— Rozumiem.
— Nagle byłam gotowa pojechać do najbliższej prefektury, do najbliższego fortu, do tych Czarnych Nilfgaardczyków, których tak się bałam i których tak nienawidziłam… Byłam gotowa powiedzieć: "To ja jestem Ciri, wy nilfgaardzkie matoły, to mnie powinien wziąć za żonę wasz głupi cesarz, podetkali waszemu cesarzowi jakąś bezczelną oszustkę, a ten idiota nie poznał się na szachrajstwie". Byłam tak zawzięta, że zrobiłabym to, gdyby była okazja. Bez zastanowienia. Rozumiesz, Vysogoto?
— Rozumiem.
— Na szczęście, ochłonęłam.
— Na wielkie twoje szczęście — poważnie kiwnął głową. - Sprawa tego cesarskiego ożenku nosi wszelkie znamiona afery stanu, walk stronnictw albo frakcji. Gdybyś się ujawniła, psując szyki jakimś wpływowym siłom, nie uniknęłabyś sztyletu lub trucizny.
— Też to pojęłam. I zapamiętałam. Dobrze zapamiętałam. Wyznać, kim jestem, oznaczało śmierć. Miałam sposobność przekonać się o tym. Ale nie uprzedzajmy faktów.

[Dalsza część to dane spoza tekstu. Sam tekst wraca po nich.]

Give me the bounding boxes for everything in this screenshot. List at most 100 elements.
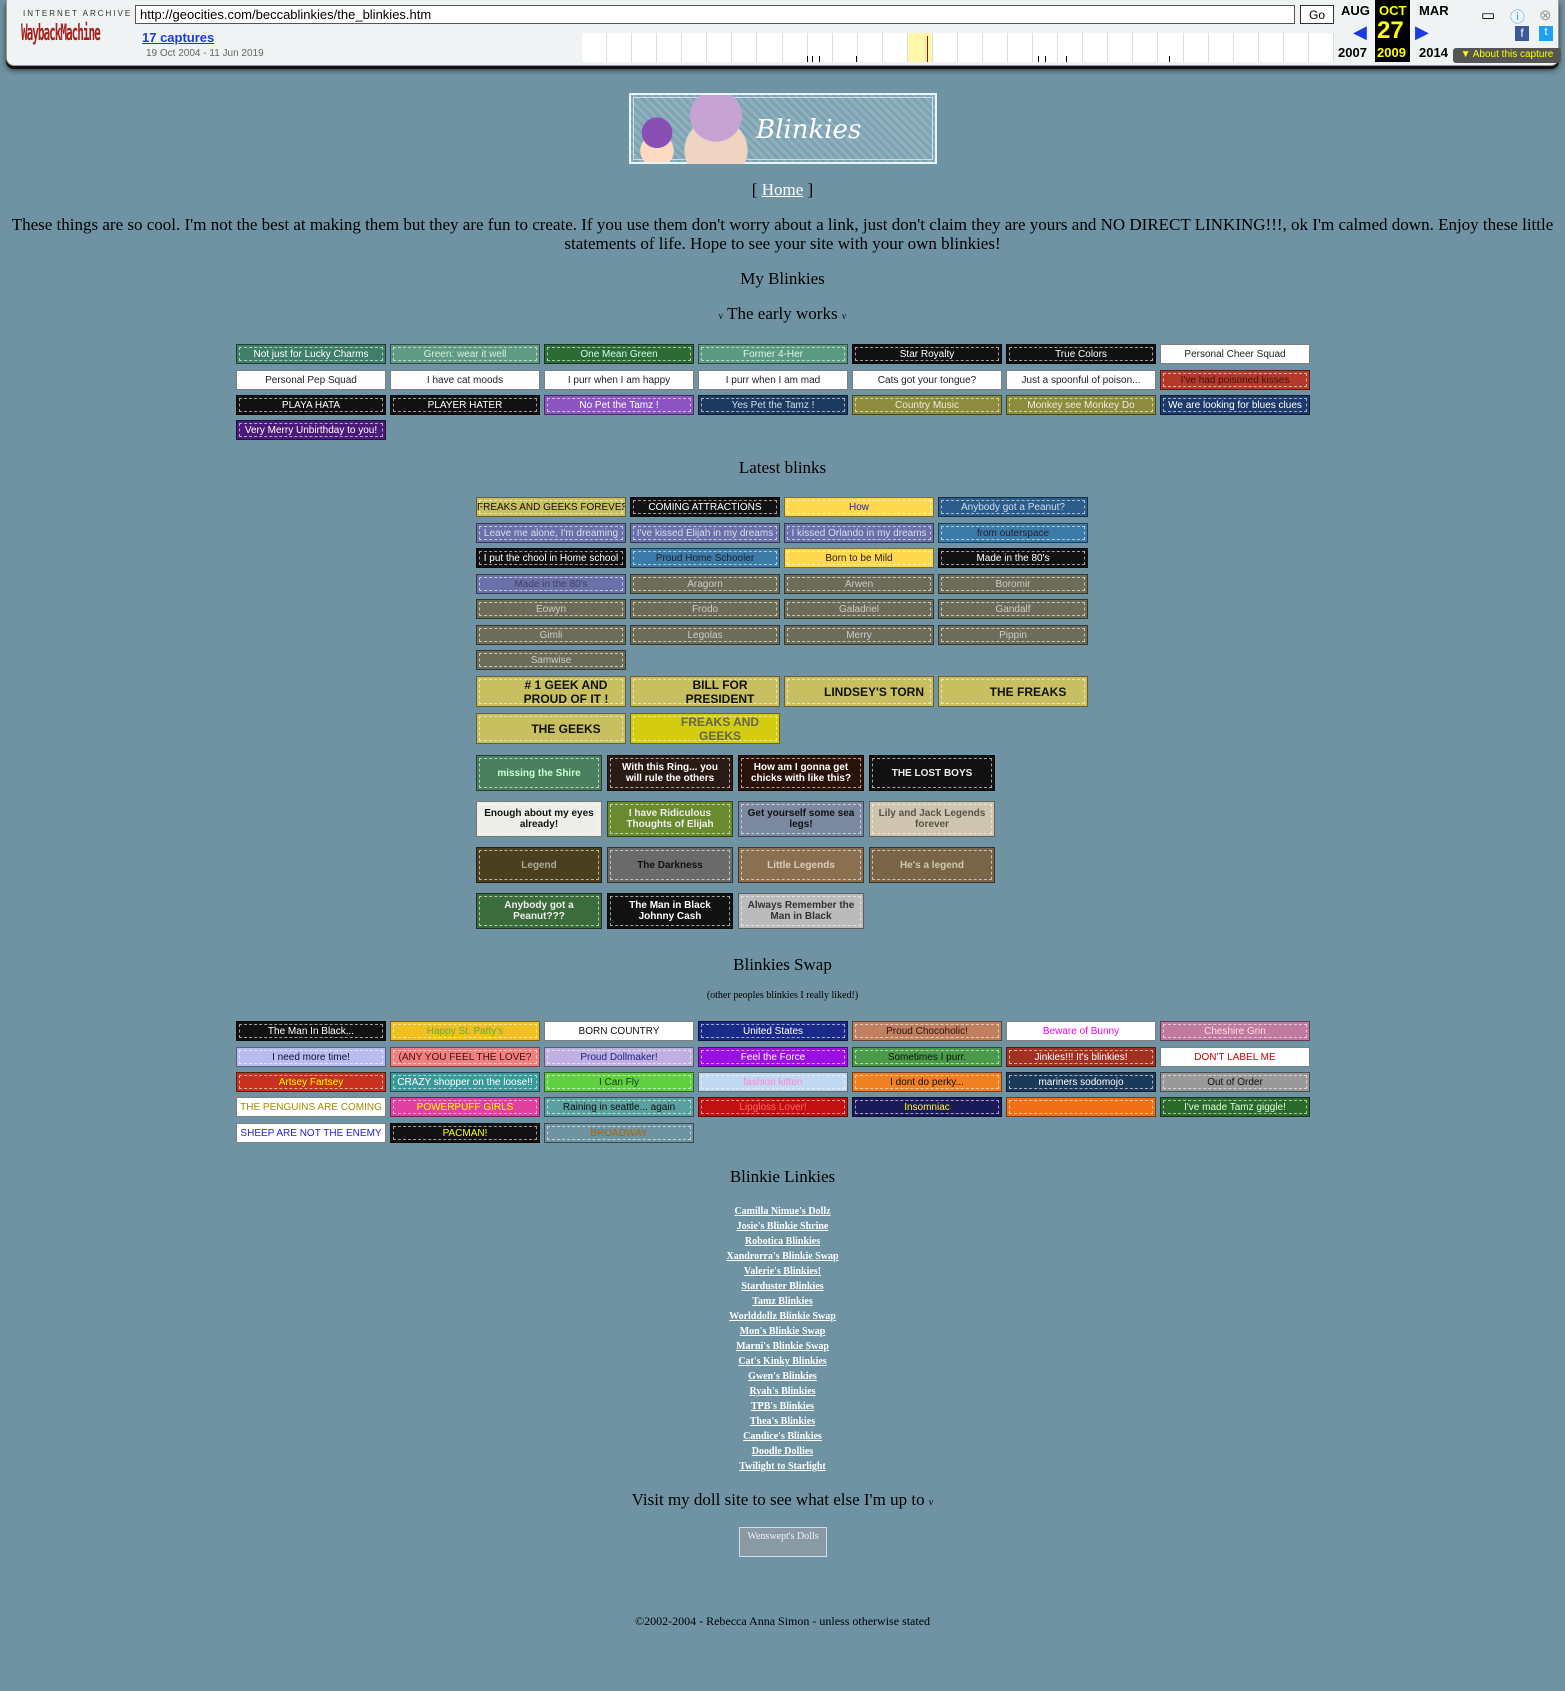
timeline-year[interactable]: [582, 33, 608, 62]
timeline-year[interactable]: [707, 33, 733, 62]
facebook-icon[interactable]: f: [1515, 26, 1529, 41]
blinkie-site-link[interactable]: Cat's Kinky Blinkies: [738, 1356, 827, 1367]
timeline-year[interactable]: [1108, 33, 1134, 62]
url-input[interactable]: http://geocities.com/beccablinkies/the_b…: [135, 5, 1295, 24]
timeline-year[interactable]: [1133, 33, 1159, 62]
capture-tick[interactable]: [1066, 56, 1067, 62]
timeline-year[interactable]: [1284, 33, 1309, 62]
swap-blinkie: BROADWAY: [544, 1123, 694, 1143]
blinkie-site-link[interactable]: Xandrorra's Blinkie Swap: [726, 1251, 839, 1262]
capture-tick[interactable]: [819, 56, 820, 62]
blinkie-site-link[interactable]: TPB's Blinkies: [750, 1401, 815, 1412]
timeline-year[interactable]: [1184, 33, 1209, 62]
early-blinkie: Former 4-Her: [698, 344, 848, 364]
prev-year[interactable]: 2007: [1338, 45, 1367, 60]
picture-blinkie: Always Remember the Man in Black: [738, 893, 864, 929]
home-link[interactable]: Home: [761, 180, 804, 199]
timeline-year[interactable]: [1058, 33, 1084, 62]
timeline-year[interactable]: [958, 33, 983, 62]
capture-tick[interactable]: [927, 36, 928, 62]
picture-blinkie: Legend: [476, 847, 602, 883]
freaks-geeks-blinkie: FREAKS AND GEEKS: [630, 713, 780, 744]
capture-timeline[interactable]: [582, 33, 1334, 62]
latest-blinkie: Arwen: [784, 574, 934, 594]
next-year[interactable]: 2014: [1419, 45, 1448, 60]
list-item: Mon's Blinkie Swap: [0, 1324, 1565, 1339]
capture-tick[interactable]: [856, 56, 857, 62]
timeline-year[interactable]: [983, 33, 1009, 62]
picture-blinkie: He's a legend: [869, 847, 995, 883]
picture-blinkie: missing the Shire: [476, 755, 602, 791]
blinkie-site-link[interactable]: Tamz Blinkies: [752, 1296, 813, 1307]
next-month[interactable]: MAR: [1419, 3, 1449, 18]
help-icon[interactable]: ⓘ: [1510, 9, 1526, 26]
blinkie-site-link[interactable]: Marni's Blinkie Swap: [736, 1341, 829, 1352]
picture-blinkie: Little Legends: [738, 847, 864, 883]
doll-site-button[interactable]: Wenswept's Dolls: [739, 1527, 827, 1557]
blinkie-site-link[interactable]: Starduster Blinkies: [741, 1281, 824, 1292]
timeline-year[interactable]: [1209, 33, 1234, 62]
timeline-year[interactable]: [883, 33, 908, 62]
swap-blinkie: The Man In Black...: [236, 1021, 386, 1041]
go-button[interactable]: Go: [1300, 5, 1334, 24]
capture-tick[interactable]: [812, 56, 813, 62]
blinkie-site-link[interactable]: Robotica Blinkies: [744, 1236, 821, 1247]
timeline-year[interactable]: [1033, 33, 1059, 62]
swap-blinkie: Insomniac: [852, 1097, 1002, 1117]
wayback-logo[interactable]: WaybackMachine: [21, 21, 101, 46]
wayback-toolbar: INTERNET ARCHIVE WaybackMachine http://g…: [6, 0, 1561, 66]
swap-blinkie: POWERPUFF GIRLS: [390, 1097, 540, 1117]
prev-month[interactable]: AUG: [1341, 3, 1370, 18]
timeline-year[interactable]: [833, 33, 858, 62]
next-capture-arrow-icon[interactable]: ▶: [1415, 22, 1429, 42]
freaks-geeks-blinkie: LINDSEY'S TORN: [784, 676, 934, 707]
blinkie-site-link[interactable]: Candice's Blinkies: [743, 1431, 822, 1442]
timeline-year[interactable]: [657, 33, 683, 62]
blinkie-site-link[interactable]: Doodle Dollies: [751, 1446, 814, 1457]
timeline-year[interactable]: [808, 33, 833, 62]
blinkie-site-link[interactable]: Twilight to Starlight: [739, 1461, 826, 1472]
list-item: Candice's Blinkies: [0, 1429, 1565, 1444]
timeline-year[interactable]: [907, 33, 933, 62]
timeline-year[interactable]: [732, 33, 758, 62]
twitter-icon[interactable]: t: [1539, 26, 1553, 41]
captures-link[interactable]: 17 captures: [142, 30, 215, 45]
timeline-year[interactable]: [1158, 33, 1184, 62]
capture-tick[interactable]: [807, 56, 808, 62]
latest-blinkie: I've kissed Elijah in my dreams: [630, 523, 780, 543]
early-blinkie: Just a spoonful of poison...: [1006, 370, 1156, 390]
timeline-year[interactable]: [757, 33, 783, 62]
capture-tick[interactable]: [1045, 56, 1046, 62]
capture-tick[interactable]: [1169, 56, 1170, 62]
prev-capture-arrow-icon[interactable]: ◀: [1353, 22, 1367, 42]
close-icon[interactable]: ⊗: [1539, 7, 1552, 24]
blinkie-site-link[interactable]: Worlddollz Blinkie Swap: [729, 1311, 836, 1322]
timeline-year[interactable]: [1008, 33, 1034, 62]
timeline-year[interactable]: [682, 33, 708, 62]
blinkie-site-link[interactable]: Thea's Blinkies: [749, 1416, 816, 1427]
blinkie-site-link[interactable]: Josie's Blinkie Shrine: [736, 1221, 829, 1232]
blinkie-site-link[interactable]: Camilla Nimue's Dollz: [734, 1206, 831, 1217]
capture-tick[interactable]: [1038, 56, 1039, 62]
blinkie-site-link[interactable]: Valerie's Blinkies!: [743, 1266, 822, 1277]
early-blinkie: True Colors: [1006, 344, 1156, 364]
about-capture-button[interactable]: ▼ About this capture: [1453, 48, 1561, 63]
timeline-year[interactable]: [1083, 33, 1109, 62]
timeline-year[interactable]: [607, 33, 633, 62]
timeline-year[interactable]: [1309, 33, 1334, 62]
blinkie-site-link[interactable]: Mon's Blinkie Swap: [739, 1326, 826, 1337]
blinkie-site-link[interactable]: Gwen's Blinkies: [748, 1371, 817, 1382]
latest-blinkie: Pippin: [938, 625, 1088, 645]
timeline-year[interactable]: [933, 33, 958, 62]
down-mark: v: [928, 1497, 934, 1507]
timeline-year[interactable]: [858, 33, 883, 62]
window-icon[interactable]: ▭: [1481, 7, 1496, 24]
swap-blinkie: I've made Tamz giggle!: [1160, 1097, 1310, 1117]
timeline-year[interactable]: [783, 33, 808, 62]
timeline-year[interactable]: [1234, 33, 1259, 62]
early-blinkie: Green: wear it well: [390, 344, 540, 364]
timeline-year[interactable]: [632, 33, 658, 62]
blinkie-site-link[interactable]: Ryah's Blinkies: [749, 1386, 816, 1397]
timeline-year[interactable]: [1259, 33, 1284, 62]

Milczeli jakiś czas, pracując przy skórkach. Przed kilkoma dniami połów udał się nadspodziewanie dobrze, w pułapki i wnyki wpadło wiele piżmaków i nutrii, dwie wydry i jeden bóbr. Mieli więc mnóstwo roboty.
— Dogoniłaś Hotsporna? — spytał wreszcie Vysogota.

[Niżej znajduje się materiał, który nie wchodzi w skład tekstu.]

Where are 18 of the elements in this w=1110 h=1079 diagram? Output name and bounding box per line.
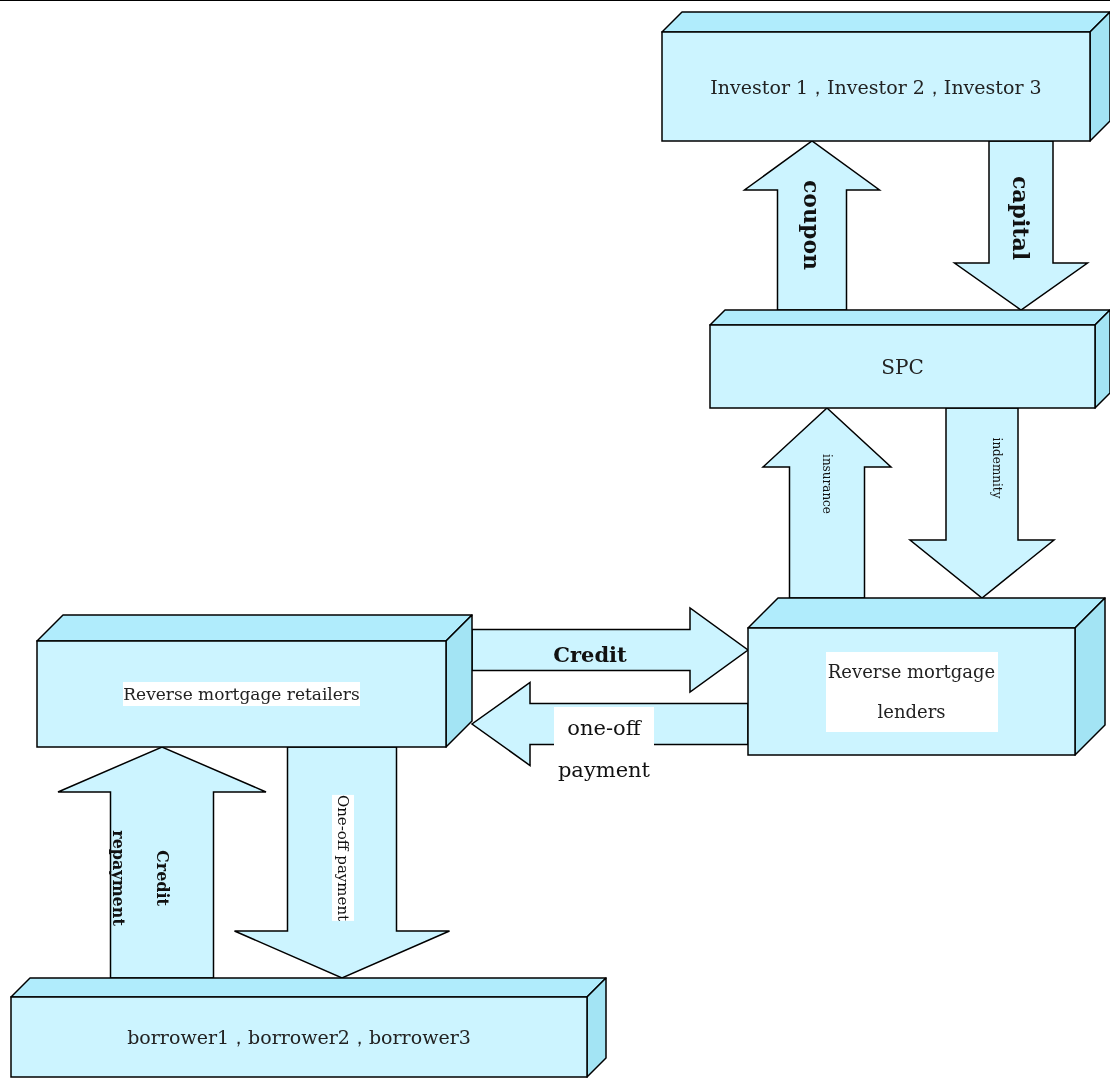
box-label: Reverse mortgage lenders (825, 651, 998, 732)
block-arrow (742, 140, 882, 311)
block-arrow (907, 407, 1057, 599)
box-label: borrower1，borrower2，borrower3 (127, 1025, 471, 1050)
block-arrow (761, 406, 893, 599)
block-arrow (952, 140, 1090, 311)
arrow-label: capital (1008, 175, 1034, 261)
arrow-label: Credit repayment (108, 829, 173, 928)
box-label: Reverse mortgage retailers (123, 682, 360, 706)
arrow-label: Credit (553, 642, 627, 668)
arrow-label: One-off payment (332, 794, 354, 922)
block-arrow (471, 606, 750, 694)
arrow-label: coupon (799, 179, 825, 271)
box-label: SPC (881, 353, 924, 380)
arrow-label: insurance (819, 454, 835, 514)
block-arrow (57, 746, 267, 979)
box-label: Investor 1，Investor 2，Investor 3 (710, 74, 1042, 100)
arrow-label: indemnity (989, 437, 1005, 499)
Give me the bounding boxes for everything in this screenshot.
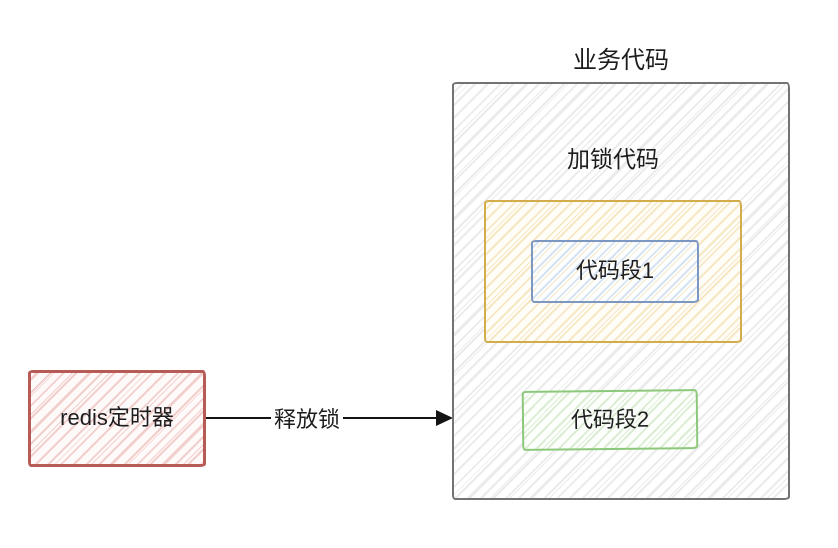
node-code-segment-1: 代码段1 <box>531 240 699 303</box>
node-redis-timer: redis定时器 <box>28 370 206 467</box>
lock-code-title: 加锁代码 <box>567 146 659 172</box>
node-code-segment-2-label: 代码段2 <box>570 406 650 433</box>
node-lock-code: 代码段1 <box>484 200 742 343</box>
business-code-title: 业务代码 <box>573 47 669 74</box>
node-redis-timer-label: redis定时器 <box>60 405 174 431</box>
release-lock-arrow-label: 释放锁 <box>270 402 344 434</box>
node-business-code: 加锁代码 代码段1 代码段2 <box>452 82 790 500</box>
arrowhead-icon <box>436 410 453 426</box>
node-code-segment-2: 代码段2 <box>521 389 699 451</box>
node-code-segment-1-label: 代码段1 <box>575 258 655 284</box>
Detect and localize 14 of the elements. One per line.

— Dogoniłam — Ciri otarła czoło rękawem. - Nawet szybko, bo on nie spieszył się w drodze. I wcale się nie zdziwił, gdy mnie zobaczył!

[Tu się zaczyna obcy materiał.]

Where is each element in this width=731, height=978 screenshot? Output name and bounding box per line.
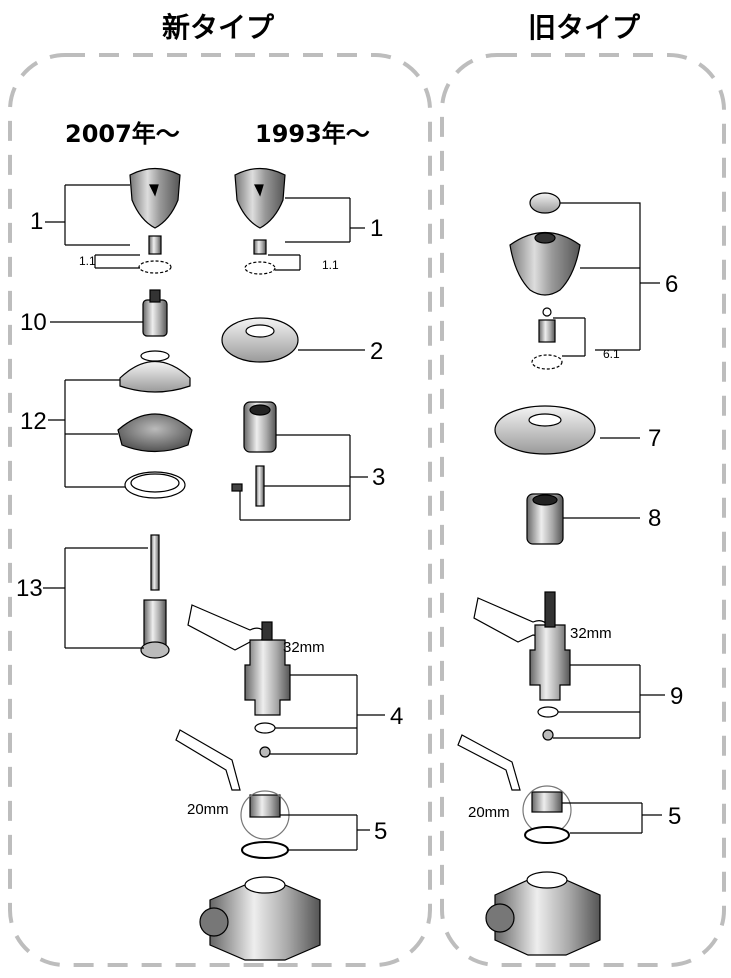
label-part-6: 6 bbox=[665, 271, 679, 298]
star-washer-1993 bbox=[244, 261, 276, 275]
handle-2007 bbox=[129, 167, 181, 229]
adapter-1993 bbox=[253, 239, 267, 255]
ring-12 bbox=[124, 471, 186, 499]
label-part-12: 12 bbox=[20, 408, 47, 435]
subheader-1993: 1993年～ bbox=[255, 120, 370, 148]
label-part-1-1-mid: 1.1 bbox=[322, 258, 339, 272]
o-ring-5 bbox=[241, 841, 289, 859]
label-part-10: 10 bbox=[20, 309, 47, 336]
seat-5 bbox=[249, 794, 281, 818]
spindle-3 bbox=[255, 465, 265, 507]
star-washer-2007 bbox=[138, 260, 172, 274]
seat-5-right bbox=[531, 791, 563, 813]
label-part-1-mid: 1 bbox=[370, 215, 384, 242]
wrench-size-mid: 32mm bbox=[283, 639, 325, 656]
extension-13 bbox=[143, 599, 167, 646]
spindle-adapter-2007 bbox=[148, 235, 162, 255]
rosette-2 bbox=[221, 317, 299, 363]
hex-size-mid: 20mm bbox=[187, 801, 229, 818]
hex-key-mid bbox=[175, 729, 241, 791]
adapter-6 bbox=[538, 319, 556, 343]
label-part-4: 4 bbox=[390, 703, 404, 730]
header-old-type: 旧タイプ bbox=[528, 11, 641, 44]
subheader-2007: 2007年～ bbox=[65, 120, 180, 148]
headpart-4 bbox=[244, 639, 291, 716]
star-washer-6 bbox=[531, 354, 563, 370]
washer-4 bbox=[254, 722, 276, 734]
header-new-type: 新タイプ bbox=[162, 11, 275, 44]
wrench-size-right: 32mm bbox=[570, 625, 612, 642]
label-part-5-right: 5 bbox=[668, 803, 682, 830]
nut-4 bbox=[259, 746, 271, 758]
rosette-7 bbox=[494, 405, 596, 455]
old-type-panel bbox=[440, 53, 726, 967]
new-type-panel bbox=[8, 53, 432, 967]
washer-9 bbox=[537, 706, 559, 718]
label-part-2: 2 bbox=[370, 338, 384, 365]
sleeve-12 bbox=[117, 413, 193, 453]
label-part-7: 7 bbox=[648, 425, 662, 452]
handle-1993 bbox=[234, 167, 286, 229]
rosette-12 bbox=[119, 360, 191, 393]
label-part-6-1: 6.1 bbox=[603, 347, 620, 361]
o-ring-5-right bbox=[524, 826, 570, 844]
label-part-3: 3 bbox=[372, 464, 386, 491]
screw-6 bbox=[542, 307, 552, 317]
handle-6 bbox=[509, 232, 581, 296]
threaded-rod-13 bbox=[150, 534, 160, 591]
headpart-9 bbox=[529, 624, 571, 701]
cap-6 bbox=[529, 192, 561, 214]
hex-key-right bbox=[457, 734, 521, 791]
label-part-8: 8 bbox=[648, 505, 662, 532]
label-part-5-mid: 5 bbox=[374, 818, 388, 845]
label-part-9: 9 bbox=[670, 683, 684, 710]
hex-size-right: 20mm bbox=[468, 804, 510, 821]
sleeve-8 bbox=[526, 493, 564, 545]
label-part-13: 13 bbox=[16, 575, 43, 602]
label-part-1-left: 1 bbox=[30, 208, 44, 235]
label-part-1-1-left: 1.1 bbox=[79, 254, 96, 268]
sleeve-3 bbox=[243, 401, 277, 453]
extension-10 bbox=[142, 299, 168, 337]
nut-9 bbox=[542, 729, 554, 741]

— Panna Falka! — Hotsporn ściągnął wodze, tanecznie obrócił karą klacz. - Cóż za przyjemna niespodzianka! Chociaż przyznam, że wcale nie tak wielka. Spodziewałem się, nie kryję, że się spodziewałem. Wiedziałem, że panna dokonasz wyboru. Mądrego wyboru. Dostrzegłem błysk inteligencji w panny przepięknych i pełnych uroku oczach.
Ciri podjechała bliżej, tak, że niemal zetknęli się strzemionami. Potem odcharknęła przeciągle, pochyliła się i splunęła na piasek gościńca. Nauczyła się pluć w taki sposób — ohydny, ale skuteczny, gdy trzeba było ostudzić czyjś uwodzicielski zapał.
— Rozumiem — uśmiechnął się lekko Hotsporn — że chcesz skorzystać z amnestii?
- Źle rozumiesz.
— Czemu mam zatem przypisać radość, jaką sprawia mi widok urodziwego liczka panny?
— A mus, żeby było czemu? — prychnęła. - Gadałeś na stacji, żeś chętny kompanii w drodze.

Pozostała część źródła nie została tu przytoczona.